To listen to many pastors and preachers these days, you’d think that every page of the Bible resounded with affirmations of Free-will. The way that term is bandied around from the pulpit, you’d expect to find the Scripture saying things like:
“It is not of God that shows mercy, but of him that wills, and of him that runs.” (cf. Rom 9:16);
“Which were born, not of the will of God, but of the will of man.” (cf. Jn. 1:13);
“For you make yourself to differ from another, and you willed to receive what you have. (cf. 1 Cor. 4:7)
But when I read my Bible, whether in the venerable old King James Version, the ESV, or the NIV, NASB, TEV, (you get the picture), I read assertions to the opposite effect. Just look up the actual wording of the Scriptures cited above.

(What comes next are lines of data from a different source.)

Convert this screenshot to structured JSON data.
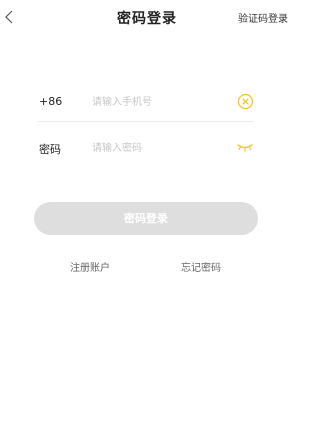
{
  "header": {
    "title": "密码登录",
    "alt_login": "验证码登录"
  },
  "phone_row": {
    "prefix": "+86",
    "placeholder": "请输入手机号",
    "value": "",
    "clear_icon": "clear-circle-icon"
  },
  "password_row": {
    "label": "密码",
    "placeholder": "请输入密码",
    "value": "",
    "toggle_icon": "eye-closed-icon"
  },
  "login_button": {
    "label": "密码登录"
  },
  "links": {
    "register": "注册账户",
    "forgot": "忘记密码"
  },
  "colors": {
    "accent": "#f5c518",
    "button_disabled": "#dedede",
    "placeholder": "#c7c7c7",
    "divider": "#ececec"
  }
}
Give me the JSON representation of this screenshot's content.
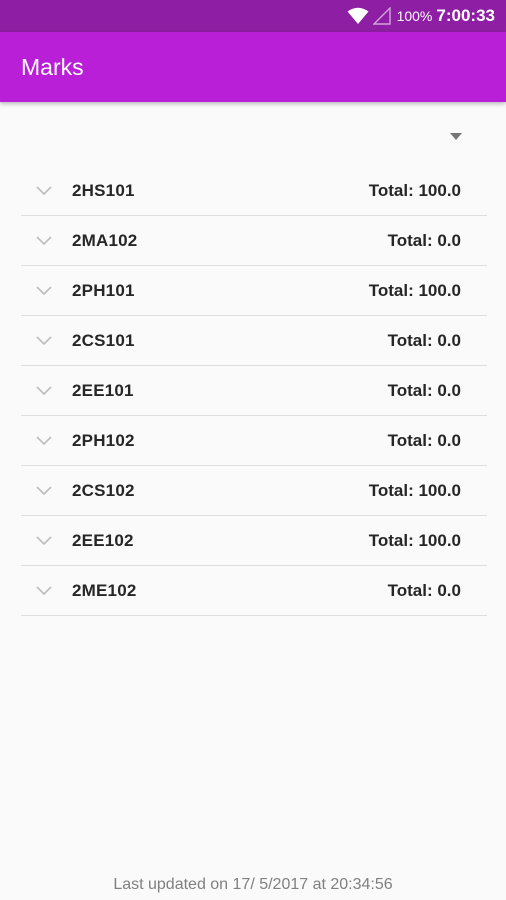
{
  "status_bar": {
    "battery": "100%",
    "time": "7:00:33",
    "wifi_icon": "wifi-icon",
    "signal_icon": "signal-icon"
  },
  "app_bar": {
    "title": "Marks"
  },
  "spinner": {
    "icon": "dropdown-arrow-icon"
  },
  "courses": [
    {
      "code": "2HS101",
      "total": "Total: 100.0"
    },
    {
      "code": "2MA102",
      "total": "Total: 0.0"
    },
    {
      "code": "2PH101",
      "total": "Total: 100.0"
    },
    {
      "code": "2CS101",
      "total": "Total: 0.0"
    },
    {
      "code": "2EE101",
      "total": "Total: 0.0"
    },
    {
      "code": "2PH102",
      "total": "Total: 0.0"
    },
    {
      "code": "2CS102",
      "total": "Total: 100.0"
    },
    {
      "code": "2EE102",
      "total": "Total: 100.0"
    },
    {
      "code": "2ME102",
      "total": "Total: 0.0"
    }
  ],
  "footer": {
    "last_updated": "Last updated on 17/ 5/2017 at 20:34:56"
  },
  "colors": {
    "status_bar": "#8e1ea3",
    "app_bar": "#b81fd6",
    "background": "#fafafa"
  }
}
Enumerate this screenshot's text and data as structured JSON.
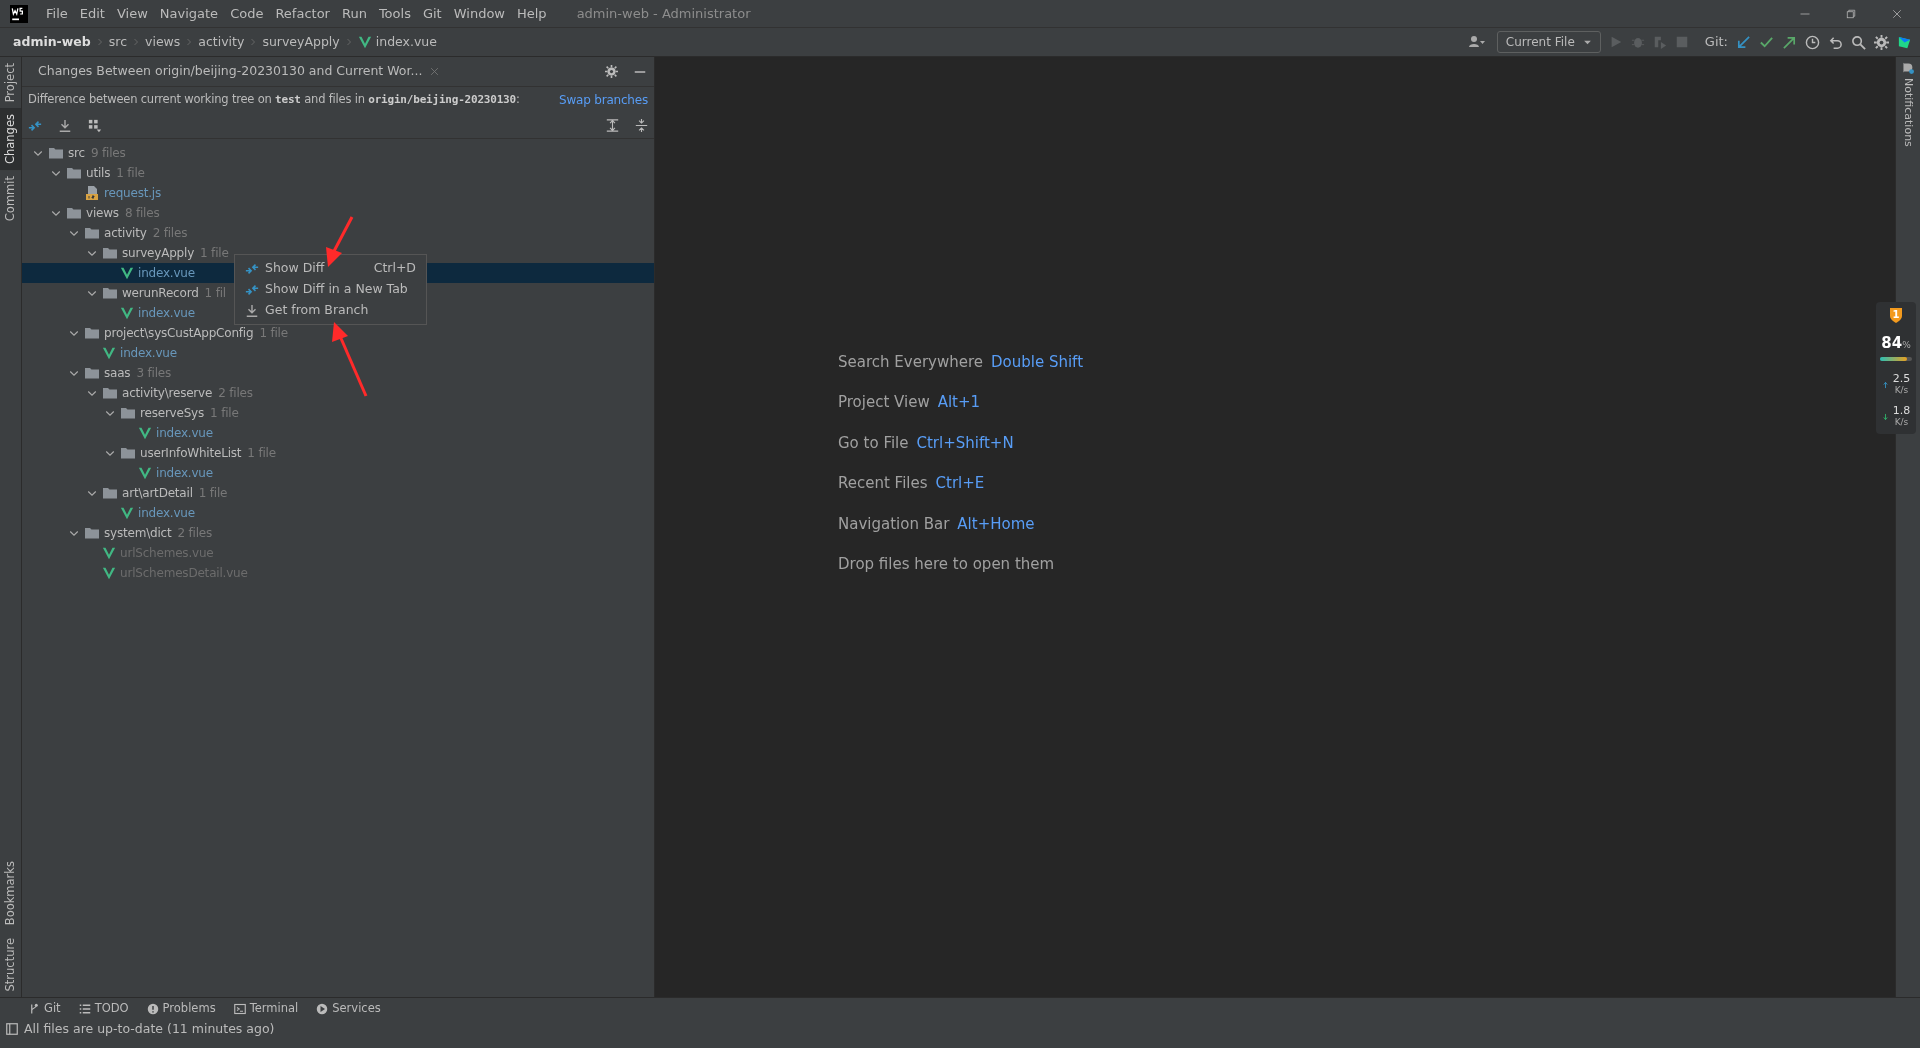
{
  "menu_bar": {
    "items": [
      "File",
      "Edit",
      "View",
      "Navigate",
      "Code",
      "Refactor",
      "Run",
      "Tools",
      "Git",
      "Window",
      "Help"
    ],
    "title": "admin-web - Administrator"
  },
  "breadcrumbs": [
    {
      "label": "admin-web",
      "kind": "project"
    },
    {
      "label": "src",
      "kind": "folder"
    },
    {
      "label": "views",
      "kind": "folder"
    },
    {
      "label": "activity",
      "kind": "folder"
    },
    {
      "label": "surveyApply",
      "kind": "folder"
    },
    {
      "label": "index.vue",
      "kind": "vue"
    }
  ],
  "toolbar": {
    "run_config": "Current File",
    "run_enabled": false,
    "git_label": "Git:"
  },
  "left_tabs": {
    "top": [
      {
        "label": "Project",
        "selected": false
      },
      {
        "label": "Changes",
        "selected": true
      },
      {
        "label": "Commit",
        "selected": false
      }
    ],
    "bottom": [
      {
        "label": "Bookmarks",
        "selected": false
      },
      {
        "label": "Structure",
        "selected": false
      }
    ]
  },
  "panel": {
    "title": "Changes Between origin/beijing-20230130 and Current Wor...",
    "description": "Difference between current working tree on **test** and files in **origin/beijing-20230130**:",
    "link": "Swap branches",
    "tree": [
      {
        "name": "src",
        "count": "9 files",
        "kind": "folder",
        "expanded": true,
        "children": [
          {
            "name": "utils",
            "count": "1 file",
            "kind": "folder",
            "expanded": true,
            "children": [
              {
                "name": "request.js",
                "kind": "js",
                "deleted": false,
                "selected": false
              }
            ]
          },
          {
            "name": "views",
            "count": "8 files",
            "kind": "folder",
            "expanded": true,
            "children": [
              {
                "name": "activity",
                "count": "2 files",
                "kind": "folder",
                "expanded": true,
                "children": [
                  {
                    "name": "surveyApply",
                    "count": "1 file",
                    "kind": "folder",
                    "expanded": true,
                    "children": [
                      {
                        "name": "index.vue",
                        "kind": "vue",
                        "deleted": false,
                        "selected": true
                      }
                    ]
                  },
                  {
                    "name": "werunRecord",
                    "count": "1 fil",
                    "kind": "folder",
                    "expanded": true,
                    "children": [
                      {
                        "name": "index.vue",
                        "kind": "vue",
                        "deleted": false,
                        "selected": false
                      }
                    ]
                  }
                ]
              },
              {
                "name": "project\\sysCustAppConfig",
                "count": "1 file",
                "kind": "folder",
                "expanded": true,
                "children": [
                  {
                    "name": "index.vue",
                    "kind": "vue",
                    "deleted": false,
                    "selected": false
                  }
                ]
              },
              {
                "name": "saas",
                "count": "3 files",
                "kind": "folder",
                "expanded": true,
                "children": [
                  {
                    "name": "activity\\reserve",
                    "count": "2 files",
                    "kind": "folder",
                    "expanded": true,
                    "children": [
                      {
                        "name": "reserveSys",
                        "count": "1 file",
                        "kind": "folder",
                        "expanded": true,
                        "children": [
                          {
                            "name": "index.vue",
                            "kind": "vue",
                            "deleted": false,
                            "selected": false
                          }
                        ]
                      },
                      {
                        "name": "userInfoWhiteList",
                        "count": "1 file",
                        "kind": "folder",
                        "expanded": true,
                        "children": [
                          {
                            "name": "index.vue",
                            "kind": "vue",
                            "deleted": false,
                            "selected": false
                          }
                        ]
                      }
                    ]
                  },
                  {
                    "name": "art\\artDetail",
                    "count": "1 file",
                    "kind": "folder",
                    "expanded": true,
                    "children": [
                      {
                        "name": "index.vue",
                        "kind": "vue",
                        "deleted": false,
                        "selected": false
                      }
                    ]
                  }
                ]
              },
              {
                "name": "system\\dict",
                "count": "2 files",
                "kind": "folder",
                "expanded": true,
                "children": [
                  {
                    "name": "urlSchemes.vue",
                    "kind": "vue",
                    "deleted": true,
                    "selected": false
                  },
                  {
                    "name": "urlSchemesDetail.vue",
                    "kind": "vue",
                    "deleted": true,
                    "selected": false
                  }
                ]
              }
            ]
          }
        ]
      }
    ]
  },
  "context_menu": [
    {
      "label": "Show Diff",
      "shortcut": "Ctrl+D",
      "kind": "diff"
    },
    {
      "label": "Show Diff in a New Tab",
      "kind": "diff"
    },
    {
      "label": "Get from Branch",
      "kind": "download"
    }
  ],
  "annotation_arrows": [
    {
      "pointing_up": false
    },
    {
      "pointing_up": true
    }
  ],
  "editor_hints": [
    {
      "label": "Search Everywhere",
      "shortcut": "Double Shift"
    },
    {
      "label": "Project View",
      "shortcut": "Alt+1"
    },
    {
      "label": "Go to File",
      "shortcut": "Ctrl+Shift+N"
    },
    {
      "label": "Recent Files",
      "shortcut": "Ctrl+E"
    },
    {
      "label": "Navigation Bar",
      "shortcut": "Alt+Home"
    },
    {
      "label": "Drop files here to open them"
    }
  ],
  "right_tabs": [
    {
      "label": "Notifications",
      "unread": true
    }
  ],
  "monitor": {
    "badge": "1",
    "cpu": "84",
    "cpu_unit": "%",
    "level": 0.84,
    "upload": "2.5",
    "upload_unit": "K/s",
    "download": "1.8",
    "download_unit": "K/s"
  },
  "tool_windows": [
    {
      "label": "Git",
      "kind": "git"
    },
    {
      "label": "TODO",
      "kind": "todo"
    },
    {
      "label": "Problems",
      "kind": "problems"
    },
    {
      "label": "Terminal",
      "kind": "terminal"
    },
    {
      "label": "Services",
      "kind": "services"
    }
  ],
  "status_bar": "All files are up-to-date (11 minutes ago)"
}
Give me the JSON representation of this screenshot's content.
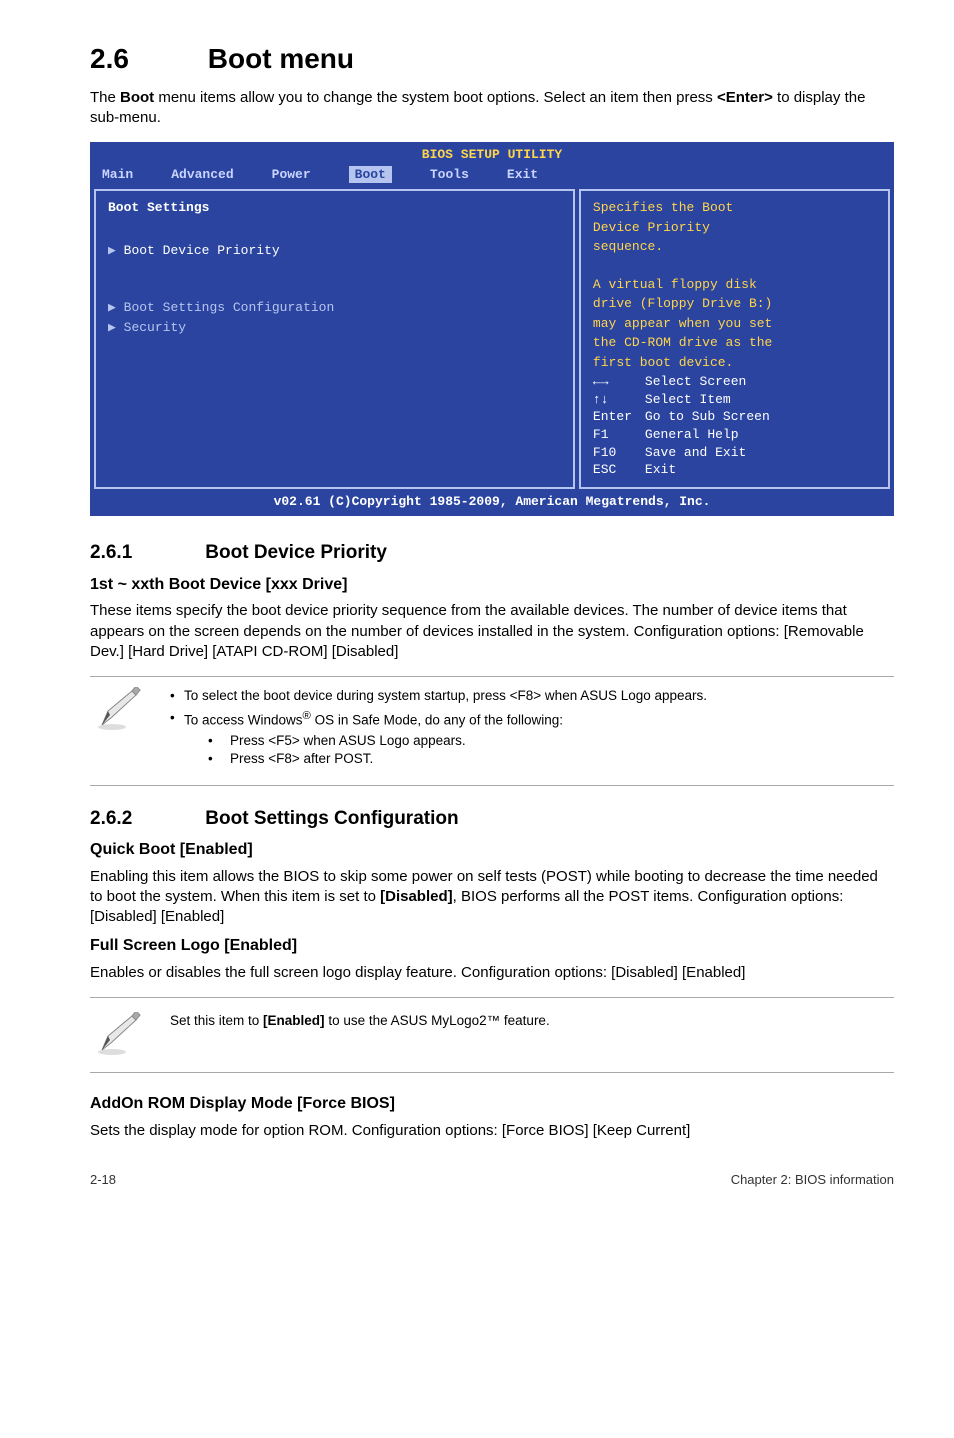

Before I rush off into my diatribe against Arminian free-willers, let me first clarify that I am referring to free-will in the unregenerate. This is clearly the issue. Many people unquestioningly assume that fallen man has an intact power of free-will by which he can choose to accept Christ and that only once he had done so, will God grant His grace. “God helps those who help themselves.” This is what I flatly deny.
I would never stoop to the stupid argument that the Bible nowhere uses the term “Free-will” (it doesn’t), because the Scripture doesn’t use the terms Trinity, Hypostatic Union, or Eschatology, though it clearly teaches these concepts. So just because a term isn’t used in Scripture, this doesn’t mean that the idea isn’t there. I’m simply saying that the idea of a bound will is to be found in all throughout Scripture, written in black and red (or should say ‘black and blue’?).
The Scripture record is so stacked against the notion of free-will that it is a wonder any thinking Christian could ever broach it with a straight face. The Bible, in fact, says we are in bondage (Rom. 8:15), we are slaves (Rom. 6:16-22). The Bible goes even farther and claims that outside of Christ, a man is dead. (Eph. 2:1). Think about that. Can a dead man will anything? Can he decide that he’d like to be resurrected? Yet this is the very supposition that Arminians make with respect to the unregenerate. The man who Scripture declares to be dead they declare has the ability to will to be resurrected. He can be made alive in Christ if he will only make the decision (read: will and run). Imagine standing in front of the casket of a dead man and saying, “If you’d like to be resurrected, raise your hand.” Yet few have any qualms about saying to sinners who equally dead, “If you want to go to heaven, make a decision for Jesus now.”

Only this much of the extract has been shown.